18 goals were scored in Crewe’s first four league games of the season as Bell’s brand of attacking football conceived entertaining results.

It was a philosophy he persisted with and the Railwaymen benefited, winning 10 of their opening 18 matches as a free-scoring side charmed supporters with a series of high-octane affairs.

But their expansive style soon proved unsustainable. After O’Riordan’s 92nd minute winner against Doncaster at the end of November, Crewe laboured through a six-game winless streak which saw them drop out of the play-off places.

Bell acknowledged a tweak to their style was needed. Their xGA was higher than struggling Forest Green in 23rd and such figures threatened to derail their promising start to the campaign.

Upon his appointment, the Alsager-born tactician had navigated away from the pragmatic approach his predecessor Alex Morris implemented but Bell had to find a solution to Crewe’s poor run of form. It meant reverting to a safer system focused on conceding fewer chances and in turn, fewer goals.

Crewe began 2024 with back-to-back 1-0 wins over Bradford City and, more impressively, away at promotion challengers Mansfield Town.

Bell’s free-scoring unit had transformed into a side that prided itself on defensive solidity and its yielded results.

Wins against Swindon and Barrow followed before a Matt Smith-inspired Salford inflicted their first defeat of the year. They bounced back by holding an in-form Tranmere at Prenton Park before beating Crawley, though the best was yet to come.

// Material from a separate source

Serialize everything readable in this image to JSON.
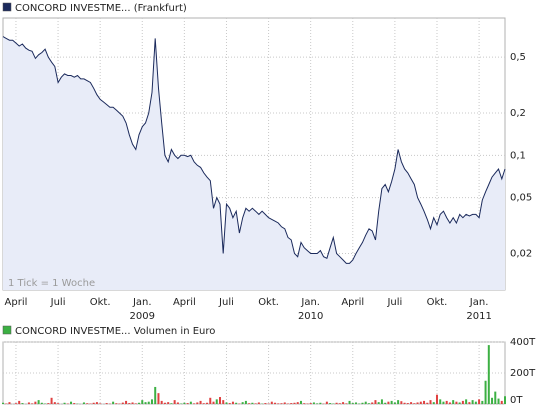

Bell has demonstrated over the course of his managerial spell that he's not afraid to make bold tactical adjustments; both he and his coaching staff were the driving force behind their statement victory over Stockport.

Crewe unearthed a balance in posing an attacking threat while remaining defensively compact and if they can produce performances of that ilk for the remainder of the season, there’s no reason to suggest why they can’t be fighting for automatic promotion come the end of April.

Their record against top half opposition when away from home is impressive - they’re yet to taste defeat in six matches - but Bell will be eager to see his side to brush up on their results against bottom half outfits when on their travels, having only won two in 10.

With fixtures against Harrogate and Notts County to come, Crewe will be tested. Fortunately they’ve just passed arguably their toughest assignment with flying colours.